И снова заморосил затяжной осенний дождик, а я стоял и стоял у могилы моей любимой Людочки, ясно осознавая, что этот холмик – самое дорогое, что оставляю в родном городе, который теряю окончательно и бесповоротно.

Я вдруг припомнил точно такой же день поздней осени семилетней давности. Точно так же над городом плыли низкие серые тучи. Изредка сквозь редкие просветы пыталось пробиться солнышко. Листопад уже прошел, и деревья стояли скучные, голые. Я ненадолго отошел от постели уснувшей Людочки и смотрел из ее окошка, пытаясь представить ощущения любимой, когда совсем недавно она, как и я, грустила в одиночестве и смотрела на это небо, на эти деревья и окна домов напротив, где жили чужие незнакомые люди.
– Толик, – вдруг услышал голос любимой и обернулся. Людочка уже проснулась и теперь смотрела на меня и улыбалась своей удивительной улыбкой. Тут же бросился к ней, сел у постели и взял ее руку, протянутую мне, – Я уже минут десять за тобой наблюдаю. Чем это ты так увлекся?
– Людочка, ты уже проснулась, а я не заметил, – виновато улыбнулся в ответ, – Изучаю вид из твоего окошка.
– Ну и как? – мгновенно потускнев, спросила Людочка. Я неопределенно пожал плечами, – Да, Толик. Я попала сюда, как в чужой город. До сих пор не привыкла. Там у нас все знакомое, родное. Там хоть изредка могла увидеть тебя. А здесь. Смотрела на незнакомых людей, и мне становилось грустно и одиноко. Особенно в такую погоду. Не люблю осень. Даже зима лучше.
Людочка замолчала, и я удивленно молчал. Не удержавшись, все же спросил:
– Людочка, а разве ты хотела меня видеть? Мне казалось, ты избегала наших встреч, даже случайных.
– Толик, какие же мы с тобой дураки.
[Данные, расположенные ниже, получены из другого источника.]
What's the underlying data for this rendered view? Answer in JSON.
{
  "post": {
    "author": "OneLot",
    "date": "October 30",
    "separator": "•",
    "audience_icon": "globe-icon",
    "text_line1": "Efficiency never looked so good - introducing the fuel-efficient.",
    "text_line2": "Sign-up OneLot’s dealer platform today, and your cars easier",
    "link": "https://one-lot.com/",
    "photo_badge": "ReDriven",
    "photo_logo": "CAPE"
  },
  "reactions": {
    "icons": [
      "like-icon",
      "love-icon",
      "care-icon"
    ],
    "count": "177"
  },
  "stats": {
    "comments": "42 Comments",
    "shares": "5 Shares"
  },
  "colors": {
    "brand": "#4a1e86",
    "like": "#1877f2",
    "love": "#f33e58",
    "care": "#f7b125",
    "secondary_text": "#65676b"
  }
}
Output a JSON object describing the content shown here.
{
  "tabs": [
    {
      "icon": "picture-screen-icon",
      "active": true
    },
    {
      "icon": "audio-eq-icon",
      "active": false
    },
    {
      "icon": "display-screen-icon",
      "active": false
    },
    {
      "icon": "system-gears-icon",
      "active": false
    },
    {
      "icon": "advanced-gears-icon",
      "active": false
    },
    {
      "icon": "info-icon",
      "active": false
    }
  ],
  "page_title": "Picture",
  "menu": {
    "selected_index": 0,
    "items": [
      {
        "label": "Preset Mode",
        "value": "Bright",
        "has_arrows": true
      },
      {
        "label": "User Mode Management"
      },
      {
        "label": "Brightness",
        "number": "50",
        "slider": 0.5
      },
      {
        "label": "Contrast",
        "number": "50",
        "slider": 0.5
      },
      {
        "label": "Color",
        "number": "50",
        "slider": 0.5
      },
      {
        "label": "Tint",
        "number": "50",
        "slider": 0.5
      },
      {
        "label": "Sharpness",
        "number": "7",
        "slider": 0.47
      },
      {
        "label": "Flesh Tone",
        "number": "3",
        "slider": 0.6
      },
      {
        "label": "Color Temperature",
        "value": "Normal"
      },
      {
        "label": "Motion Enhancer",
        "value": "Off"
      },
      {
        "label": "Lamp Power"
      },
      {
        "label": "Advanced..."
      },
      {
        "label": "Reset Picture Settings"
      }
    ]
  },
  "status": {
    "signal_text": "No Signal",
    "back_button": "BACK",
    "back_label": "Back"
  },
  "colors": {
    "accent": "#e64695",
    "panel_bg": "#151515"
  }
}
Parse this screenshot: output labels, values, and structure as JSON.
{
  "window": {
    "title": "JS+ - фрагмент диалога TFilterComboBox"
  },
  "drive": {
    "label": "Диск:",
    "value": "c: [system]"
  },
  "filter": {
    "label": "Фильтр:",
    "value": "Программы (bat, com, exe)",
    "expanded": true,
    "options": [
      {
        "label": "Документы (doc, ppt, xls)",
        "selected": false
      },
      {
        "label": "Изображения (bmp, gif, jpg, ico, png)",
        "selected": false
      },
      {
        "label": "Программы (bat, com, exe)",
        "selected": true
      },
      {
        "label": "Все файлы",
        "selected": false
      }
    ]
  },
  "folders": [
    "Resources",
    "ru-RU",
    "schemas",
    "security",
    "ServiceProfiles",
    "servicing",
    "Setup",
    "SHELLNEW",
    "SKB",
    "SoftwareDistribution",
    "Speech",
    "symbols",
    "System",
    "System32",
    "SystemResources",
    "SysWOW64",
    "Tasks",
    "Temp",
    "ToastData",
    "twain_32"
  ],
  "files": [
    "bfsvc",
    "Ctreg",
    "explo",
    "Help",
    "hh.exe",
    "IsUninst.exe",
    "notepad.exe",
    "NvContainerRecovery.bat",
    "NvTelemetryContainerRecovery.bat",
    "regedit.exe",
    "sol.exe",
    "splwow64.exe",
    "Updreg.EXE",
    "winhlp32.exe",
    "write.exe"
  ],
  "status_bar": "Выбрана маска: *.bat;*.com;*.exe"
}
Почему ты не прислал мне хоть одно твое стихотворение еще тогда? И не было бы этих тоскливых лет, – косвенно ответила любимая на вопрос, который не давал покоя все долгие годы нашей нелепой разлуки, – Толик, а как ты сочиняешь стихи?
– Людочка, я не знаю. Они возникают сами по себе. Иногда мгновенно, иногда мучительно долго. Это как озарение – рождается куплет, за ним другой. Иногда что-то записываю, а чаще забываю. Но всегда помню ключевую фразу. По ней можно сочинить много других стихов.
– Да-а-а. Непросто. Толик, а ты можешь прямо сейчас сочинить стихотворение про осень?
– Людочка, я не знаю, получится ли так, сходу. Никогда не сочинял по просьбе. Но, для тебя попробую, – ответил любимой, и сердце тут же забилось в ускоренном ритме.
“Людочкин экзамен”, – подумал я. В юности она любила меня экзаменовать. “А ты донырнешь до середины реки?” – вдруг спрашивала на пляже. И я, выбиваясь из сил и почти задохнувшись, выныривал на середине. Нырял я лучше, чем плавал, да и река тогда, до строительства плотины, была намного уже, чем стала теперь.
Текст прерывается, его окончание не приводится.